Andrii Konovalov
Als ich in der Ukraine aufwuchs, erschienen mir viele Dinge selbstverständlich und unbestritten. Mir wurde beigebracht, dass jeder Mensch den gleichen Respekt und die gleichen Rechte verdient, dass es falsch ist, Menschen aufgrund ihrer Herkunft, ihrer Religion oder ihrer Gebrauchssprache zu unterteilen, und dass man solche Versuche tadeln sollte. Mir wurde auch beigebracht, dass die Schwachen und Wehrlosen geschützt werden sollten — und nicht umgekehrt.
Leider wurde mein Aufwachsen von einer zunehmenden Relativierung all dieser grundlegenden Wahrheiten begleitet.
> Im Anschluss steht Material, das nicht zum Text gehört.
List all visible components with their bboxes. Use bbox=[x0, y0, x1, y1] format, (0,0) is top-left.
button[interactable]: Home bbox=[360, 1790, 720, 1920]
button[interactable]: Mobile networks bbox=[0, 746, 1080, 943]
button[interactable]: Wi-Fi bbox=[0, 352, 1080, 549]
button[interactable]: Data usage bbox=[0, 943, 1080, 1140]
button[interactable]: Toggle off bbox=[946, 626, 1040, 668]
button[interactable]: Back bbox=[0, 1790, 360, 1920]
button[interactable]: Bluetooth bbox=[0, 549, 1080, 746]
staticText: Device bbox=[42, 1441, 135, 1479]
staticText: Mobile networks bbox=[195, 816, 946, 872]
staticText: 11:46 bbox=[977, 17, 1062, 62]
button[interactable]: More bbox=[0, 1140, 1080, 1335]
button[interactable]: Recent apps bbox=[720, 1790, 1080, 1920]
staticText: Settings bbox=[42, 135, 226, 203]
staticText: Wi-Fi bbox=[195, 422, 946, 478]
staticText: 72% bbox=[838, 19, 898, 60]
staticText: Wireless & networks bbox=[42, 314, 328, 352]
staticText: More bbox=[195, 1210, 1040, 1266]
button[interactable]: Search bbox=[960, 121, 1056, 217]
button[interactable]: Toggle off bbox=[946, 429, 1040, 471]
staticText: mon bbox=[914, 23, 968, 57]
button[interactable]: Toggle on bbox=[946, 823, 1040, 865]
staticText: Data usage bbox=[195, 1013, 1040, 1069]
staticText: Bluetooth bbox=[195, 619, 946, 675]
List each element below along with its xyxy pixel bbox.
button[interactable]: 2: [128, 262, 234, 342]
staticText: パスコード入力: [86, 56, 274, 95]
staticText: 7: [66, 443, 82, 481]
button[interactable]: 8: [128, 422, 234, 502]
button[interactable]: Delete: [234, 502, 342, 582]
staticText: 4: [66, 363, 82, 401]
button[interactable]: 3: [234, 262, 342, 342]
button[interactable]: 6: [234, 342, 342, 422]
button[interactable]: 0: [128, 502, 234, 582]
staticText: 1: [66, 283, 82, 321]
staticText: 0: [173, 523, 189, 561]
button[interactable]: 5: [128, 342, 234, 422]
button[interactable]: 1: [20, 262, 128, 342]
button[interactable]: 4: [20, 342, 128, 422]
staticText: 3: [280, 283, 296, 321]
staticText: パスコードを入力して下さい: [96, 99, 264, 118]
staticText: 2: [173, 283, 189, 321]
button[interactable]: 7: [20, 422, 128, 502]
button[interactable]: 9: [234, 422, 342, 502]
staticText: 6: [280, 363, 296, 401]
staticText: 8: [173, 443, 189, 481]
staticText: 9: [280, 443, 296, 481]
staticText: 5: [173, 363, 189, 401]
Zuerst in der Ukraine, und mit Beginn der russischen Invasion auch in Europa, sah ich, wie politische Demagogen Werte und Prinzipien missbrauchen, um Verbrechen gegen die breite Bevölkerung zu rechtfertigen.
Am Beispiel der Ukraine wurde dies besonders deutlich. Politiker sprechen von der Notwendigkeit, den Krieg fortzusetzen, um die Freiheit zu verteidigen. Aber was könnte für die Freiheit schlimmer sein, als Eltern ihre Kinder zu entreißen und sie zum Kämpfen zu zwingen — unter Anwendung von Folter, wie es im Bericht des UN-Kommissars vom November letzten Jahres dokumentiert wurde?
Sie sprechen vom Schutz unserer Zukunft, während sie gleichzeitig die Bedrohung durch die Waffenproduktion — die hunderte Milliarden jährlich kostet — und die Gefahr eines Atomkriegs ignorieren.
Sie sprechen vom Schutz der Demokratie — aber was könnte eine größere Bedrohung für die Demokratie sein als die Missachtung so grundlegender Rechte wie dem Recht, sich dem Töten zu verweigern?
Sie sprechen von Gerechtigkeit und vom Erreichen des Friedens — doch was könnte ungerechter sein, als Menschen in zwei Kategorien zu teilen: jene, die ihre Kinder in Europa verstecken dürfen und in luxuriösen Sälen über die Unzulässigkeit von Kompromissen dozieren, und jene, die gezwungen sind, das ultimative Opfer zu bringen?
Wir sollten klarstellen, dass die Bedrohung für unsere Zukunft heute nicht von einer bestimmten Nationalität, Kultur oder Religion ausgeht. Die wahre Bedrohung liegt in der ungeheuren sozialen Ungleichheit, in einer Politik der Spaltung und in der selektiven Anwendung von Rechtsansprüchen.
Die einzige Möglichkeit, dieser Bedrohung zu begegnen, besteht darin, die Spaltungspolitik abzulehnen, den anderen nicht zum Feind zu erklären und die Rückkehr zum Dialog zu fordern — zu einem Dialog, der es ermöglicht, dem Vormarsch extremer politischer Kräfte in Russland und der Ukraine, aber auch in Israel, Europa und den USA, Einhalt zu gebieten.
Die Demokratie ist weltweit bedroht — und nur eine weltweite Absage an konfrontative Politik kann den Radikalen den Wind aus den Segeln nehmen, die Demokratien schützen und eine gerechtere Welt schaffen.
An der Seite der Ukraine zu stehen, bedeutet, an der Seite ihres Volkes zu stehen — nicht an der Seite jener, die ihre eigene Familie in Sicherheit wissen und gleichzeitig andere dazu zwingen, das Leben ihrer Kinder zu opfern. Freiheit lässt sich nicht mit Zwang verteidigen.
Kein Europäer kann sich seiner Rechte wirklich sicher sein, solange die Menschen- und Bürgerrechte nicht jedem Europäer garantiert werden. Und niemand kann sich wirklich sicher fühlen, solange Sicherheit nicht für alle gewährleistet ist.
Andrii Konovalov: »Was könnte eine größere Bedrohung für die Demokratie sein als die Missachtung grundlegender Rechte?« Redebeitrag in Berlin, 17. Mai 2025 aus Anlass des Internationalen Tages der Kriegsdienstverweigerung. Andrii Konovalov ist ukrainischer Kriegsgegner.